Wales set strict requirements for energy efficiency, water consumption, and use of sustainable materials. Britain’s Climate Change Act, passed into law in November 2008, requires that, beginning in 2016, new residential construction meet net-zero-energy standards. The British government approved plans for four “eco-towns,” and the UK Green Building Council, a government advisory group, suggested this week that the government seriously consider allowing each of Britain’s 7 million homeowners to borrow up to $17,000 for green retrofits and have the loan amount added to the homeowner’s local tax bill.
And now the city of London, which is preparing to play host to the Olympic Games and Paralympics Games in 2012, has taken an additional step to try to offset the inefficiencies of the homes in its 33 boroughs, about 60% of which were built before 1945. Through a $16 million initiative announced last week, the city will provide households with a number of free services, such as changeovers to energy efficient light bulb and light switches. The initiative also will subsidize more-costly, weatherizing improvements – such as the installation of wall and attic insulation – for homeowners able to pay for them, and to make those improvements available for free to low-income homeowners.
Another tool for emissions control
The London Development Agency, which oversees infrastructure maintenance, employment, and business development for the city, developed the plan. It will administer the initiative in collaboration with London’s mayor, Boris Johnson, and other city agencies.
One key goal of the plan – among the largest of several designed to help Londoners trim energy usage – is to help reduce London’s carbon emissions by 60% by 2025, a target that is in line with the objectives of Britain’s Climate Change Act.

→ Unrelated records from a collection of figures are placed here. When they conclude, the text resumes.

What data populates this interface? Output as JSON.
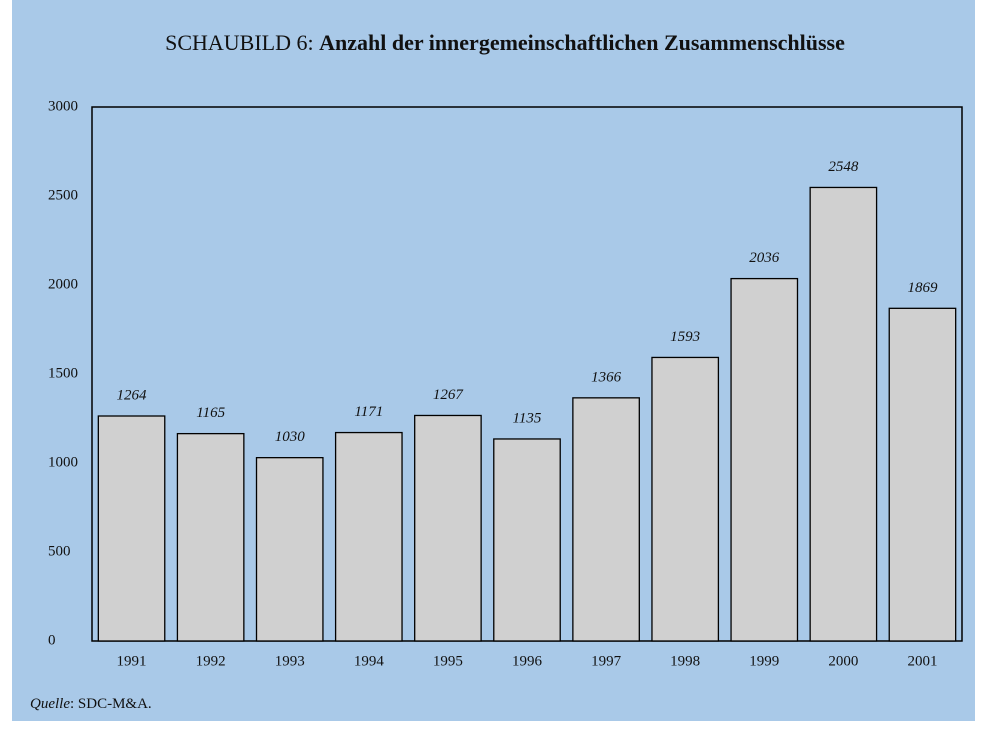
{
  "chart_data": {
    "type": "bar",
    "title": [
      "SCHAUBILD 6:",
      "Anzahl der innergemeinschaftlichen Zusammenschlüsse"
    ],
    "categories": [
      "1991",
      "1992",
      "1993",
      "1994",
      "1995",
      "1996",
      "1997",
      "1998",
      "1999",
      "2000",
      "2001"
    ],
    "values": [
      1264,
      1165,
      1030,
      1171,
      1267,
      1135,
      1366,
      1593,
      2036,
      2548,
      1869
    ],
    "color": "#d0d0d0",
    "ylim": [
      0,
      3000
    ],
    "yticks": [
      0,
      500,
      1000,
      1500,
      2000,
      2500,
      3000
    ],
    "grid": false,
    "source": [
      "Quelle",
      ": SDC-M&A."
    ]
  }
}
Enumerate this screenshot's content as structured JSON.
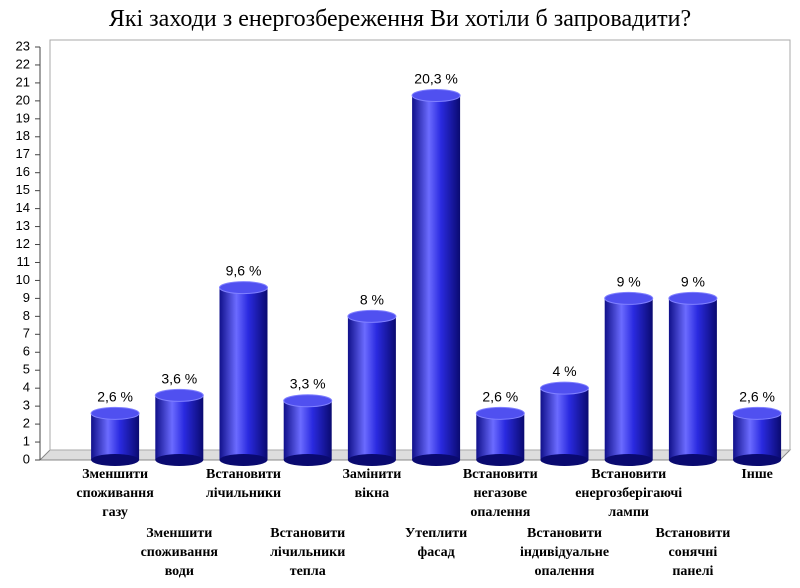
{
  "chart_data": {
    "type": "bar",
    "title": "Які заходи з енергозбереження Ви хотіли б запровадити?",
    "categories": [
      "Зменшити споживання газу",
      "Зменшити споживання води",
      "Встановити лічильники",
      "Встановити лічильники тепла",
      "Замінити вікна",
      "Утеплити фасад",
      "Встановити негазове опалення",
      "Встановити індивідуальне опалення",
      "Встановити енергозберігаючі лампи",
      "Встановити сонячні панелі",
      "Інше"
    ],
    "values": [
      2.6,
      3.6,
      9.6,
      3.3,
      8,
      20.3,
      2.6,
      4,
      9,
      9,
      2.6
    ],
    "value_labels": [
      "2,6 %",
      "3,6 %",
      "9,6 %",
      "3,3 %",
      "8 %",
      "20,3 %",
      "2,6 %",
      "4 %",
      "9 %",
      "9 %",
      "2,6 %"
    ],
    "color": "#2a2ae0",
    "ylim": [
      0,
      23
    ],
    "yticks": [
      0,
      1,
      2,
      3,
      4,
      5,
      6,
      7,
      8,
      9,
      10,
      11,
      12,
      13,
      14,
      15,
      16,
      17,
      18,
      19,
      20,
      21,
      22,
      23
    ]
  }
}
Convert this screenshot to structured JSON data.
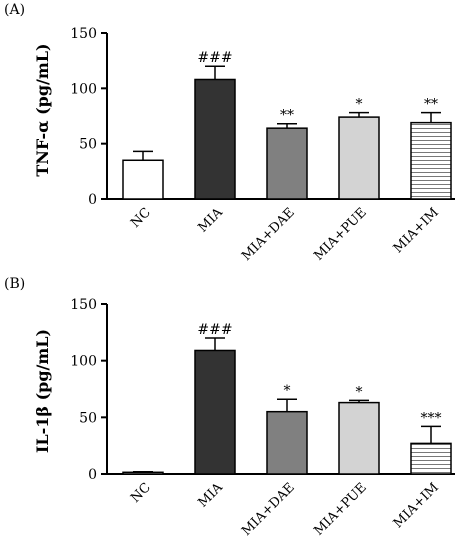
{
  "chart_data": [
    {
      "type": "bar",
      "title": "(A)",
      "ylabel": "TNF-α (pg/mL)",
      "ylim": [
        0,
        150
      ],
      "yticks": [
        0,
        50,
        100,
        150
      ],
      "categories": [
        "NC",
        "MIA",
        "MIA+DAE",
        "MIA+PUE",
        "MIA+IM"
      ],
      "values": [
        35,
        108,
        64,
        74,
        69
      ],
      "errors": [
        8,
        12,
        4,
        4,
        9
      ],
      "annotations": [
        "",
        "###",
        "**",
        "*",
        "**"
      ],
      "colors": [
        "#ffffff",
        "#333333",
        "#808080",
        "#d3d3d3",
        "stripes"
      ]
    },
    {
      "type": "bar",
      "title": "(B)",
      "ylabel": "IL-1β (pg/mL)",
      "ylim": [
        0,
        150
      ],
      "yticks": [
        0,
        50,
        100,
        150
      ],
      "categories": [
        "NC",
        "MIA",
        "MIA+DAE",
        "MIA+PUE",
        "MIA+IM"
      ],
      "values": [
        1.5,
        109,
        55,
        63,
        27
      ],
      "errors": [
        0.5,
        11,
        11,
        2,
        15
      ],
      "annotations": [
        "",
        "###",
        "*",
        "*",
        "***"
      ],
      "colors": [
        "#ffffff",
        "#333333",
        "#808080",
        "#d3d3d3",
        "stripes"
      ]
    }
  ]
}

“Climate change is one of the biggest issues facing London’s economy,” the London Development Agency’s chief executive, Sir Peter Rogers, said in a press release announcing the measure. “This new scheme aims to make real cuts in carbon dioxide emissions for a cost-effective rate per ton of saved carbon. We have learned that this is best achieved by targeting particular areas and offering residents easy measures to implement.”